The broad market VIX is based on the aggregate of 500 stocks included in the SPX. The Cboe S&P 500 Dispersion Index (DSPX℠) measures the expected dispersion in the S&P 500® over the next 30 calendar days, as calculated from the prices of S&P 500 index options and the prices of single stock options of selected S&P 500 constituents, using a modified version of the VIX® methodology. This may sound like the same thing as VIX but instead tracks the volatility of the stocks separately.

Beneath the Calm Market, Stocks Are Going Haywire

Only once in the past 25 years have individual stocks swung about so much while the overall market stayed placid

By James Mackintosh, The Wall Street Journal, Updated June 9, 2024

It is easy to look at the piddling daily moves in the S&P 500 and think the market has been oh-so-boring recently. There hasn’t been a 2% move since February and the VIX gauge of expected volatility is only up a bit from the postpandemic low reached last month.

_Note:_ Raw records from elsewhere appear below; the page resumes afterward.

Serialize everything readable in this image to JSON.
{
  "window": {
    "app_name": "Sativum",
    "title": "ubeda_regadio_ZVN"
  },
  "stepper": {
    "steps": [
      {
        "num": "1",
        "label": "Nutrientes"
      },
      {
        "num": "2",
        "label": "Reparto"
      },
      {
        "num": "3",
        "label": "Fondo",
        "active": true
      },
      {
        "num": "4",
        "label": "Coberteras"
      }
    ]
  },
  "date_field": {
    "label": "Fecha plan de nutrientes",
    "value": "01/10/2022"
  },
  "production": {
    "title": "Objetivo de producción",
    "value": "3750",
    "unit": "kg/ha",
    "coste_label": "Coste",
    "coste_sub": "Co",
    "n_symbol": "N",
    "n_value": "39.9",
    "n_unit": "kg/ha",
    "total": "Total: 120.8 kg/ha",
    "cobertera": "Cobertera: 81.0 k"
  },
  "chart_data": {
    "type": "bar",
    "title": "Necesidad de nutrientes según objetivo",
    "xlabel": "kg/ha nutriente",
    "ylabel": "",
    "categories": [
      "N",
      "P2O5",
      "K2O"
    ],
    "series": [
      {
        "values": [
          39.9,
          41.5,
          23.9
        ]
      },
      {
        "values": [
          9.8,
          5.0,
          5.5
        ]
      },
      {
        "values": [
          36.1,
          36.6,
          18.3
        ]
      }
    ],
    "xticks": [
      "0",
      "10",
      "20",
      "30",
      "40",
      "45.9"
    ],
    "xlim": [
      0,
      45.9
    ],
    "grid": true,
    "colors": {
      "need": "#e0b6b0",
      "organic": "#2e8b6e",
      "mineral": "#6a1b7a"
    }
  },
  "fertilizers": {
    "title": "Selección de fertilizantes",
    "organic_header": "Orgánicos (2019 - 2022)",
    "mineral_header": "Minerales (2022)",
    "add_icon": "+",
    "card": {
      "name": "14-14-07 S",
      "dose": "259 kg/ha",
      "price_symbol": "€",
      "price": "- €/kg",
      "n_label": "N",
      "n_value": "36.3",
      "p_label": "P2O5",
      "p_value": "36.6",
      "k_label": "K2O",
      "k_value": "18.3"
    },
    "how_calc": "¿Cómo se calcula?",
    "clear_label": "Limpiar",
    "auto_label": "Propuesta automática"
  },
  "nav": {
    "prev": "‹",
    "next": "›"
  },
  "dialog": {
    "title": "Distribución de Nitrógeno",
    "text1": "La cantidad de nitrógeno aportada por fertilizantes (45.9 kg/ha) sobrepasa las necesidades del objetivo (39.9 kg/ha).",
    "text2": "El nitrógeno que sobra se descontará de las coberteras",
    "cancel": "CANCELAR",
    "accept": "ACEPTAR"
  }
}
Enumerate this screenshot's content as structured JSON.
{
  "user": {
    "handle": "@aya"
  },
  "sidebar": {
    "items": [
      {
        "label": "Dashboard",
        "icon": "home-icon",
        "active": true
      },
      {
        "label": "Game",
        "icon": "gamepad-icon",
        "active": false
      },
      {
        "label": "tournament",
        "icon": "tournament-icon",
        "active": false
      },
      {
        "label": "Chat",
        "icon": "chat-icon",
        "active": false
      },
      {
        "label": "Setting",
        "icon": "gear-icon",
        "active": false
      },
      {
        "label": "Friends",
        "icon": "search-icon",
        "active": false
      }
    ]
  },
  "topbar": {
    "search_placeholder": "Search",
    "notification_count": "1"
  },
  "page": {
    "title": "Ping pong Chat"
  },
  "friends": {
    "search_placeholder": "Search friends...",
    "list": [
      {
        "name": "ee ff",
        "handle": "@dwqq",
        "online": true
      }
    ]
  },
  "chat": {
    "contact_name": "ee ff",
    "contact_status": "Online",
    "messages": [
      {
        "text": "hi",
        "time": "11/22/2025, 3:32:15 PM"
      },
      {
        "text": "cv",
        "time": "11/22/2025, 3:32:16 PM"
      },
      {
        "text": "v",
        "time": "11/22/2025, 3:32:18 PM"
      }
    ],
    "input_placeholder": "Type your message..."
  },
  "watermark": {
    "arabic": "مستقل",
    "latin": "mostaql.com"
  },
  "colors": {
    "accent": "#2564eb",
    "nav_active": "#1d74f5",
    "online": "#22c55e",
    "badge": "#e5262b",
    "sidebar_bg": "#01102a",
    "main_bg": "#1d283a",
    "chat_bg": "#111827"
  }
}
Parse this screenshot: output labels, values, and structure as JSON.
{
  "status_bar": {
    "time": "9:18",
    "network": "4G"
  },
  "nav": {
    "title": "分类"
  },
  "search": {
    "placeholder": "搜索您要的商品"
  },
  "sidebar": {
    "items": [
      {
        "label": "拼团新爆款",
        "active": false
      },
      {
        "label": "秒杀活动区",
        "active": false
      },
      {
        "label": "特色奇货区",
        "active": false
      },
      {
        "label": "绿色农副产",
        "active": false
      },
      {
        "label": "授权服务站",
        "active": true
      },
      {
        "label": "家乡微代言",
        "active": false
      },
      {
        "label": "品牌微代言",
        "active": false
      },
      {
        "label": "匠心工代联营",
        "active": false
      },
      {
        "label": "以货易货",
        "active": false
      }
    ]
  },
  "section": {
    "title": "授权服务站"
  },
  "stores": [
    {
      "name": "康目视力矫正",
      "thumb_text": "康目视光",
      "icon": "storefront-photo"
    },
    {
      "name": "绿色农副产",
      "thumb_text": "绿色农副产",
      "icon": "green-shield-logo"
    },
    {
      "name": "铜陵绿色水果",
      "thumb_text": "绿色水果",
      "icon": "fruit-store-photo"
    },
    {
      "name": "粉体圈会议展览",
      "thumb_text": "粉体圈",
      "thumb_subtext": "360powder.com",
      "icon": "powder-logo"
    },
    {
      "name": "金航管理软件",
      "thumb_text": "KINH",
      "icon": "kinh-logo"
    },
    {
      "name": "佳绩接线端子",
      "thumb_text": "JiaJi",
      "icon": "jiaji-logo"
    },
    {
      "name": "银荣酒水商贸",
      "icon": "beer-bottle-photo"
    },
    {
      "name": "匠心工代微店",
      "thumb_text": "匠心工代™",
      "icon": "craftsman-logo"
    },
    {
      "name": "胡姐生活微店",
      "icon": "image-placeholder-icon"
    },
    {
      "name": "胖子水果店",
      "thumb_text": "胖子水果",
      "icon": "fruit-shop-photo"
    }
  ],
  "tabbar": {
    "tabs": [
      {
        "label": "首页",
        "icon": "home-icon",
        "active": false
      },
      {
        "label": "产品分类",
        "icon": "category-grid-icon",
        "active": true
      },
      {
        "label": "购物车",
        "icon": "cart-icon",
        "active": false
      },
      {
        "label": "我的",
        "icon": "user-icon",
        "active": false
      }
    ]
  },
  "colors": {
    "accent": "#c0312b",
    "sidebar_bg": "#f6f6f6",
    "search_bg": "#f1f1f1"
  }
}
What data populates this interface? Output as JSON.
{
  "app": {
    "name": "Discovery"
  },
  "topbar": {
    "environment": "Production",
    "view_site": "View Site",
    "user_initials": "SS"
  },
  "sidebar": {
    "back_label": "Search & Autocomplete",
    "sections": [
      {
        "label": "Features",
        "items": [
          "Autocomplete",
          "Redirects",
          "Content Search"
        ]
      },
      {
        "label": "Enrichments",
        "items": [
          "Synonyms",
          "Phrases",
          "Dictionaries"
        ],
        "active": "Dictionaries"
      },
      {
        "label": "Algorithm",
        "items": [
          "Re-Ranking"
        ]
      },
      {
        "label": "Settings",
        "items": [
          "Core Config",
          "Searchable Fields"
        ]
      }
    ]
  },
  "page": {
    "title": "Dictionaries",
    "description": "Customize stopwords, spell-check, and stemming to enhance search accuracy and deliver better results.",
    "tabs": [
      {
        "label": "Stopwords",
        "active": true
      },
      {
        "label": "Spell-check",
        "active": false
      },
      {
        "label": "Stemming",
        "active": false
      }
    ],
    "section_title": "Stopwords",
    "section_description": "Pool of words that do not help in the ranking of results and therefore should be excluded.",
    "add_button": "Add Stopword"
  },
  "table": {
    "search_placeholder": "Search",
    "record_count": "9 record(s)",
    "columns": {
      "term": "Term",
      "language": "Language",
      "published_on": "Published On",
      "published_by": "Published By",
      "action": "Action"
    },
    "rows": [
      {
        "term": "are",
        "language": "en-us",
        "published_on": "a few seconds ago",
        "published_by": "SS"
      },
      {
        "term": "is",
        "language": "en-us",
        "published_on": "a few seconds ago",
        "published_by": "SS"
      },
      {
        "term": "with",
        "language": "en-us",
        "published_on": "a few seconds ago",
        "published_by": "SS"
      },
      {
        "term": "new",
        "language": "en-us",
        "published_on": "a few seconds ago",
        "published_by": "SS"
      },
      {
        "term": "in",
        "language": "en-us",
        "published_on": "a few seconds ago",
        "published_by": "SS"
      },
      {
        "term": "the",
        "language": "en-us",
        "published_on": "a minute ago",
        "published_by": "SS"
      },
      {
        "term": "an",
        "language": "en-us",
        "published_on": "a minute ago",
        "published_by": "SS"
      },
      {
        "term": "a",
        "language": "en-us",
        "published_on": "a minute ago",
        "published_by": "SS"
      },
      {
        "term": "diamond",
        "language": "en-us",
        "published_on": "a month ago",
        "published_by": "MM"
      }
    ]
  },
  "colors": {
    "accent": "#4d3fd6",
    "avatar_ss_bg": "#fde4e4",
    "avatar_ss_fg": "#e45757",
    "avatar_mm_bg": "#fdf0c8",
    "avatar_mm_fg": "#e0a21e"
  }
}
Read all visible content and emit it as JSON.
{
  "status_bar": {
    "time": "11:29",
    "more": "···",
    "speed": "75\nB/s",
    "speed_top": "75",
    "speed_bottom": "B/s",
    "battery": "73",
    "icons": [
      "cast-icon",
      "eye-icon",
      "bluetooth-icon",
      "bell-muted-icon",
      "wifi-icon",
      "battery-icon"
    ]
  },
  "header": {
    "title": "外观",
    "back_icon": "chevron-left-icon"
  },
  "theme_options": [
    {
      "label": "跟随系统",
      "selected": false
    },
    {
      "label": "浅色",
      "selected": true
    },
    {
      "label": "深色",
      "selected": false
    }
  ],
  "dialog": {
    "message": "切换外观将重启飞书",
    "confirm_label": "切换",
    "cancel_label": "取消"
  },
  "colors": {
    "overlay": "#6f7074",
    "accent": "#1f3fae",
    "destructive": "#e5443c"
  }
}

Under the calm surface, however, there is furious paddling. Only once in the past 25 years have stocks swung about like this while the overall market stayed so placid. Traders in the options markets are betting on its continuing: Prices indicate the biggest swings in stocks for at least 10 years relative to the prevailing calm for the S&P 500. [The DSPX is the CBOE’s dispersion index.] …

The S&P is serene.

At the same time, investors are trying to pick the winners and losers from higher-for-longer interest rates and AI. There are enough stocks that do well or badly from interest rates to move share prices around a lot, but they largely cancel out at the index level. This shows up in stock options that are priced for very low correlation between them—the lowest for the year ahead since at least 2006… [end quote]

About half the money in the stock market is invested in passively-managed index funds. An S&P 500 index fund volatility will follow the VIX. Historically, passive index funds have outperformed active stock picking. (Especially actively-managed mutual funds which also have higher expenses than index funds as well as worse performance over time.)

The big difference between the VIX and the DSPX shows that individual stocks are having much bigger swings than the averaged-out SPX. Investors could potentially increase their returns by selecting stocks which could have larger gains than the overall market – or larger losses, since the gains and losses average out in the VIX.

The big news of the week was the higher-than-expected employment report. Total nonfarm payroll employment increased by 272,000 in May, and the unemployment rate changed little at 4.0 percent. This was higher than the previous month. The Federal Reserve won’t cut the fed funds rate with such strong employment so interest rates suddenly popped though not as high as a couple of weeks ago. The yield curve is close to flat.

USD rose and gold fell. Oil prices have been falling and natgas rising.

The stock indexes didn’t change much and are still in a rising trend.

The Fear & Greed Index is neutral but trending toward Fear. The trade is neutral, neither risk-on nor risk-off.

Financial conditions are loose and getting looser. This is supporting the rise in asset prices. The Chicago Fed’s National Financial Conditions Index (NFCI) provides a comprehensive weekly update on U.S. financial conditions in money markets, debt and equity markets, and the traditional and “shadow” banking systems.

CAPE shows that the stock market is still in a historic bubble.

A market which is in a bubble with high dispersion is vulnerable to a sudden reversal as shown by many panics in the past. Be careful out there, especially if you are trading individual stocks.